Date: 2007-10-27 12:37

Type: Drupal Node (story)

What happens when a video teacher and administrator at Boston English High School start to infuse media-literacy principles in the school day? Listen to this unedited audio of a session at the Oct. 27, 2007 media literacy conference at MIT: "Creating and Learning in a Media Saturated Culture." The panel, lead by Renee Hobbs, of Temple University, included (in first order of speaking): Rona Zickower, of Media Power Youth, Manchester, N.H.; Xavier Rozas, media teacher, Boston English High School; and Chris Toulet-cote, assistant headmaster of English High.  Click here to launch an audio stream, or DOWNLOAD MP3 PODCAST.

Also:

Participation, transparency and ethics are three core challenges facing the field of media-literacy education, according to MIT Prof. Henry Jenkins.  Jenkins keynoted an Oct. 27, 2007, day-long "2007 Media Literacy Conference: Creating and Learning in a Media Saturated Culture" at the Massachusetts Institute of Technology. 

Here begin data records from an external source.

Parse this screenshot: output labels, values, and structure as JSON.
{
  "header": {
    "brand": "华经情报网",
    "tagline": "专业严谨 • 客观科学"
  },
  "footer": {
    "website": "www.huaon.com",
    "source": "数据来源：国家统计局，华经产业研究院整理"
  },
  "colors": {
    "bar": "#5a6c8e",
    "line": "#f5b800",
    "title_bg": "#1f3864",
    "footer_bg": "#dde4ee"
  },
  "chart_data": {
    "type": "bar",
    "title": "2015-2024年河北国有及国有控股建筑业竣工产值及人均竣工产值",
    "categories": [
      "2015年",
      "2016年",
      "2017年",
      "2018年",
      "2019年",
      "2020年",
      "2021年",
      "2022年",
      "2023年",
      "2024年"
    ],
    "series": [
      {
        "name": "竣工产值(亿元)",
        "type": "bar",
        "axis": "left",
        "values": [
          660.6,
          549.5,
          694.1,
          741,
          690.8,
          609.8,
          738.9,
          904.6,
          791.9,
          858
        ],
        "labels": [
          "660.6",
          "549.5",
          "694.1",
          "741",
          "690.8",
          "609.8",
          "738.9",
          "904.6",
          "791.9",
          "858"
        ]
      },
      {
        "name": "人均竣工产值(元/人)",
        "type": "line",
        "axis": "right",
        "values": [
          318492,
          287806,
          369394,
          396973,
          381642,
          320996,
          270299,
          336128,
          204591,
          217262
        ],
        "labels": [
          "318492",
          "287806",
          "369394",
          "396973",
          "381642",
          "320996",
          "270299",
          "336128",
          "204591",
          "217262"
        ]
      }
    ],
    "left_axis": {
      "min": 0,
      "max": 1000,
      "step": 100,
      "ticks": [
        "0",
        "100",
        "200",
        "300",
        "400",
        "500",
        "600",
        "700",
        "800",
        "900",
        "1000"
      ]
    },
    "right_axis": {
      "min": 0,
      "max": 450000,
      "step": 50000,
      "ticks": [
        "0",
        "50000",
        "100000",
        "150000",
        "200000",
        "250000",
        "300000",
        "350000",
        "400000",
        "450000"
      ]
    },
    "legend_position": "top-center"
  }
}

Jenkins says there's a participation gap because only abougt 57% of youth say they have produced media while the other 43% remain passive media consumers.  Education efforts need to be transaparent, he says, not pitting old literacies such as reading, against new literacies such as video production or virtual-reality gaming. And educators must figure out how to address the challenge of teaching media ethics to youth without resorting to what Jenkins terms a "surveillance culture."